Cloud computing, BYOD contribute to risk
Another trend that has taken off in the past few years – cloud computing – inadvertently made many firms more vulnerable to breaches. A report from the Office of the National Counterintelligence Executive (ONCIX) pointed out that while the cloud does provide some security benefits, such as off-site backup that mitigates data loss in the event of a disaster, it also complicates the division of responsibilities. Moreover, “the movement of data among multiple locations will increase the opportunities for theft or manipulation by malicious actors,” ONCIX noted. Ultimately, this makes vendor assessment and relations key components of companies’ security strategies.
Given that cybersecurity is top of mind for many executives, it is surprising that the vast majority of firms do not have a tight grip on the risk and compliance issues surrounding the bring-your-own-device movement. Indeed, according to research by Bradford Networks, HP, MobileIron and SANS, fewer than one in 10 surveyed professionals said their companies were “completely” aware of what devices were accessing their business resources.

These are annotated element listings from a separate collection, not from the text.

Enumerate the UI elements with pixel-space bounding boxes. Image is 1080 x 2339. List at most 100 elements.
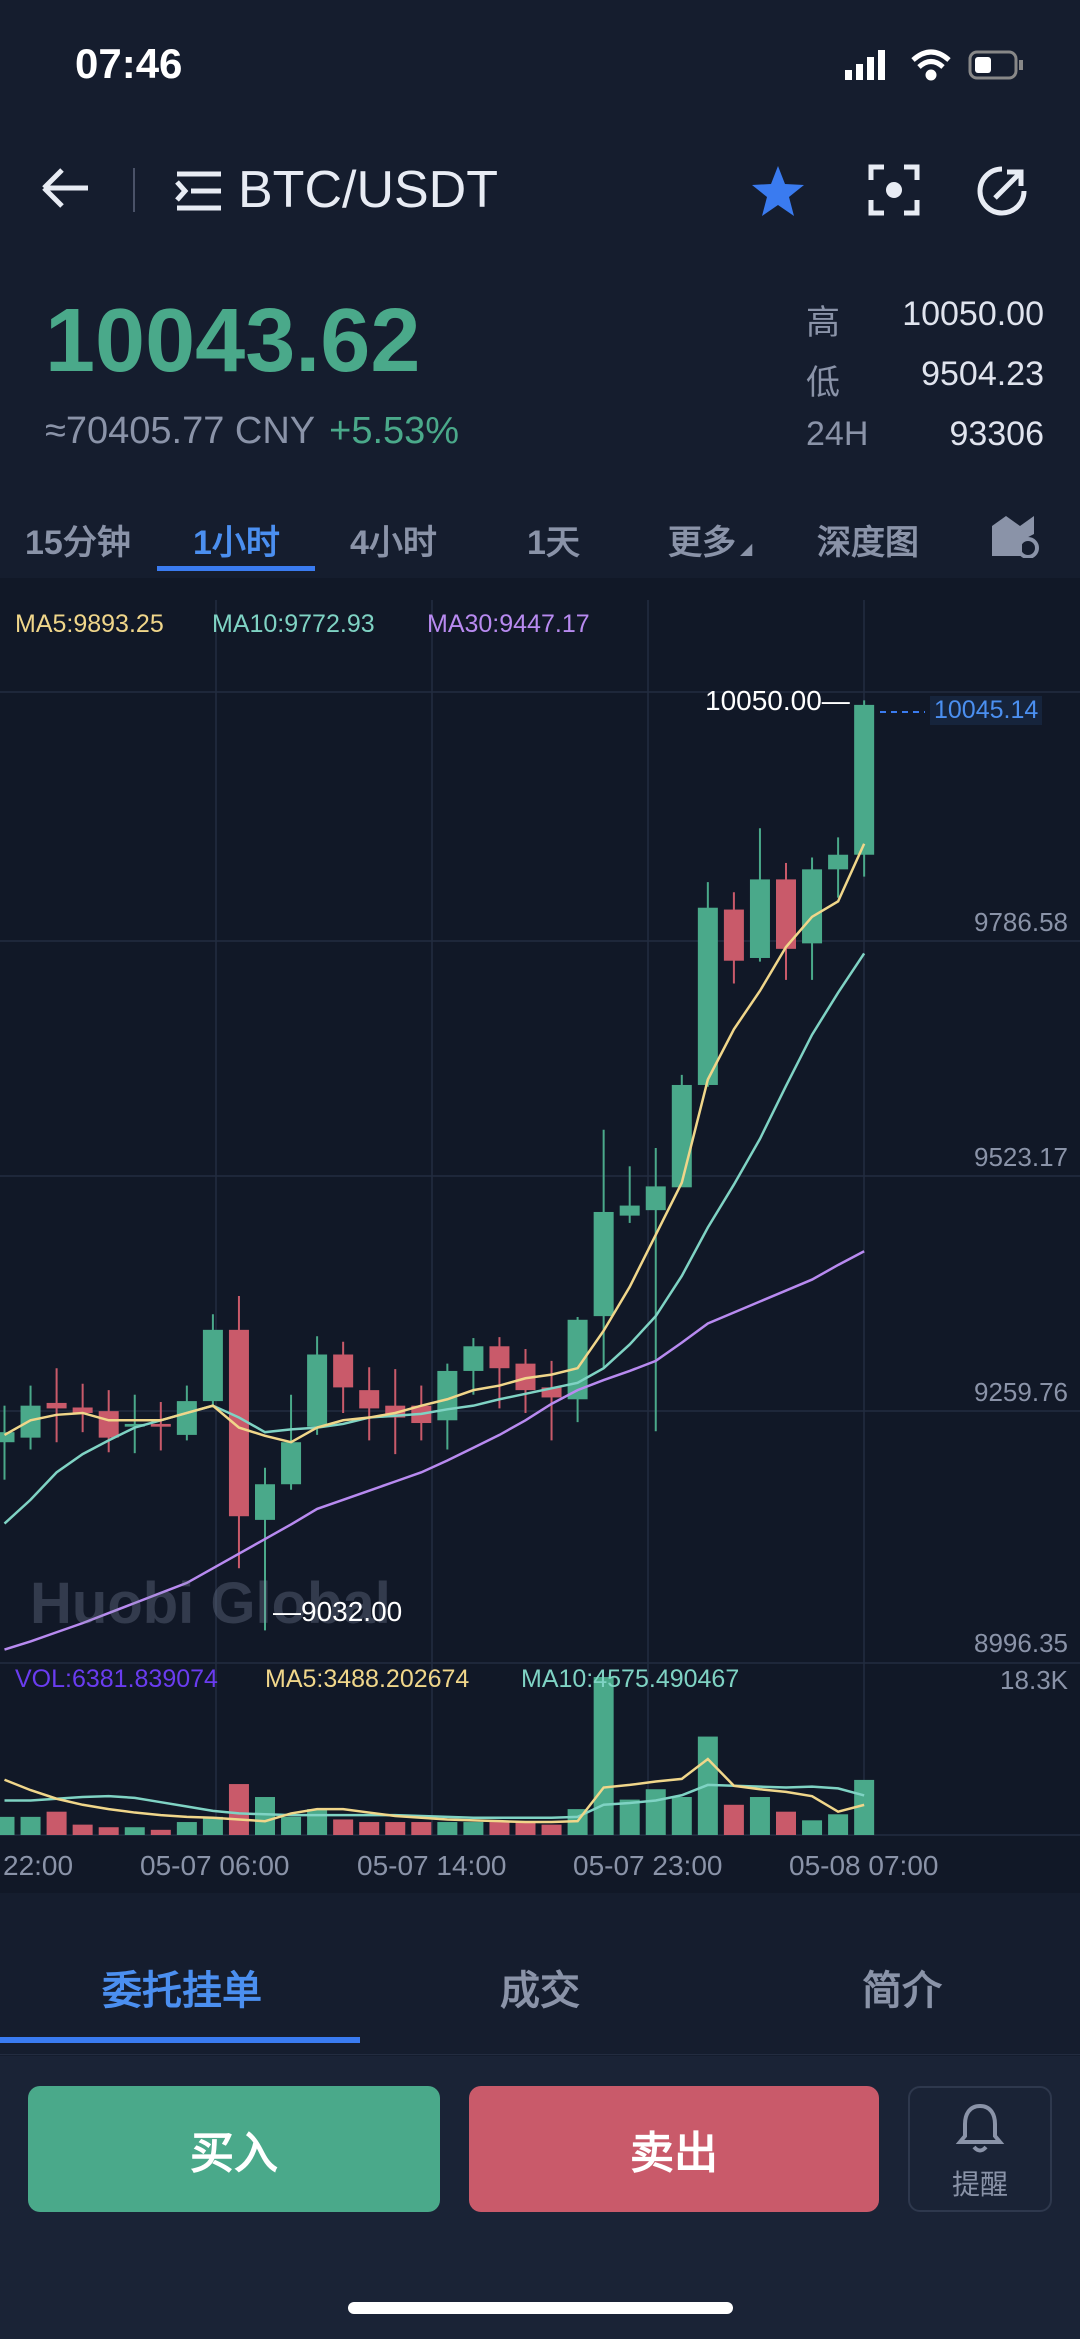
candle-body (671, 1084, 692, 1188)
tab-active-indicator (157, 566, 315, 571)
volume-bar (46, 1811, 67, 1835)
candle-body (281, 1442, 302, 1485)
volume-bar (228, 1784, 249, 1835)
tab-15m[interactable]: 15分钟 (25, 524, 131, 562)
tab-depth[interactable]: 深度图 (817, 524, 919, 562)
tab-4h[interactable]: 4小时 (350, 524, 437, 562)
volume-bar (202, 1816, 223, 1835)
cny-value: ≈70405.77 CNY (45, 410, 316, 452)
battery-icon (968, 50, 1023, 80)
volume-bar (176, 1822, 197, 1835)
share-icon[interactable] (975, 164, 1029, 218)
volume-bar (749, 1797, 770, 1835)
y-tick-label: 8996.35 (974, 1628, 1068, 1658)
vol-ma5-legend: MA5:3488.202674 (265, 1665, 470, 1693)
status-time: 07:46 (75, 40, 183, 87)
volume-bar (723, 1804, 744, 1835)
volume-bar (802, 1820, 823, 1835)
home-indicator[interactable] (348, 2302, 733, 2314)
kline-svg (0, 600, 1080, 1836)
candle-body (176, 1401, 197, 1435)
vol-ma10-line (4, 1783, 865, 1819)
candle-body (333, 1354, 354, 1388)
volume-bar (463, 1822, 484, 1835)
ma5-line (3, 843, 866, 1444)
sell-button[interactable]: 卖出 (469, 2086, 879, 2212)
y-tick-label: 9523.17 (974, 1142, 1068, 1172)
header-divider (133, 168, 135, 212)
candle-body (854, 704, 875, 855)
high-marker-value: 10050.00 (705, 685, 822, 716)
candle-body (150, 1423, 171, 1427)
tab-more-label: 更多 (668, 524, 736, 562)
menu-list-icon[interactable] (175, 170, 223, 212)
volume-bar (645, 1789, 666, 1835)
candle-body (749, 879, 770, 958)
candle-body (828, 854, 849, 870)
tab-1d[interactable]: 1天 (527, 524, 580, 562)
tab-intro[interactable]: 简介 (862, 1969, 942, 2013)
volume-bar (619, 1799, 640, 1835)
buy-button[interactable]: 买入 (28, 2086, 440, 2212)
candle-body (202, 1329, 223, 1402)
kline-chart[interactable] (0, 578, 1080, 1893)
candle-body (463, 1346, 484, 1371)
volume-bar (828, 1814, 849, 1835)
candle-body (228, 1329, 249, 1517)
x-tick-label: 05-07 14:00 (357, 1850, 507, 1881)
x-tick-label: 05-07 23:00 (573, 1850, 723, 1881)
stat-low-label: 低 (806, 364, 840, 402)
volume-bar (671, 1797, 692, 1835)
cny-price: ≈70405.77 CNY +5.53% (45, 410, 459, 453)
candle-body (802, 869, 823, 944)
candle-body (0, 1432, 15, 1443)
x-tick-label: 22:00 (3, 1850, 74, 1881)
candle-body (385, 1405, 406, 1418)
volume-bar (150, 1829, 171, 1835)
candle-body (255, 1484, 275, 1520)
volume-bar (541, 1824, 562, 1835)
candle-body (515, 1363, 536, 1391)
back-arrow-icon[interactable] (38, 165, 92, 211)
stat-high-label: 高 (806, 304, 840, 342)
stat-low-value: 9504.23 (921, 355, 1044, 393)
vol-max-label: 18.3K (1000, 1665, 1068, 1695)
candle-body (593, 1211, 614, 1317)
tab-orders[interactable]: 委托挂单 (102, 1969, 262, 2013)
pair-title[interactable]: BTC/USDT (238, 161, 498, 219)
volume-bar (0, 1816, 15, 1835)
tab-1h[interactable]: 1小时 (193, 524, 280, 562)
candle-body (776, 879, 796, 949)
stat-high-value: 10050.00 (902, 295, 1044, 333)
alert-button[interactable]: 提醒 (908, 2086, 1052, 2212)
watermark: Huobi Global (30, 1571, 391, 1636)
volume-bar (489, 1822, 510, 1835)
volume-bar (307, 1809, 328, 1835)
y-tick-label: 9786.58 (974, 907, 1068, 937)
bottom-tab-indicator (0, 2037, 360, 2043)
candle-body (98, 1411, 119, 1438)
candle-body (541, 1387, 562, 1398)
vol-legend: VOL:6381.839074 (15, 1665, 218, 1693)
candle-body (46, 1402, 67, 1409)
change-percent: +5.53% (329, 410, 460, 452)
volume-bar (437, 1822, 458, 1835)
dropdown-triangle-icon: ◢ (740, 541, 753, 558)
volume-bar (776, 1811, 796, 1835)
volume-bar (281, 1816, 302, 1835)
tab-trades[interactable]: 成交 (500, 1969, 580, 2013)
volume-bar (255, 1797, 275, 1835)
legend-ma30: MA30:9447.17 (427, 610, 590, 638)
candle-body (697, 907, 718, 1085)
candle-body (359, 1390, 380, 1409)
chart-settings-icon[interactable] (990, 512, 1040, 558)
star-icon[interactable] (750, 164, 806, 218)
candle-body (124, 1423, 145, 1427)
tab-more[interactable]: 更多 ◢ (668, 515, 752, 564)
volume-bar (72, 1824, 93, 1835)
volume-bar (98, 1827, 119, 1835)
signal-icon (845, 50, 885, 80)
screenshot-icon[interactable] (868, 164, 920, 216)
vol-ma5-line (4, 1757, 865, 1824)
candle-body (72, 1407, 93, 1413)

“We were shocked to find that while more than 60 percent of organizations allow their employees to bring their own devices, only 9 percent felt they were fully aware of the devices accessing corporate data,” said Kevin Johnson, senior SANS analyst and author of the survey, in a statement.
A total of 38 percent of respondents said they were “extremely” confident in their knowledge of the devices accessing their data, which they characterized as having 75 percent or greater visibility, but not 100 percent. Meanwhile, 35 percent were “fairly” confident (40 percent to 75 percent) visibility, 14 percent reported “vague” awareness (less than 40 percent but more than 0 percent) and 4 percent were not at all knowledgeable about device access.
Ultimately, although corporate concerns about cybersecurity are unlikely to go away anytime soon, there are several proactive solutions that executives looking to shore up their protections can deploy, such as risk mitigation and diligent, effective defense.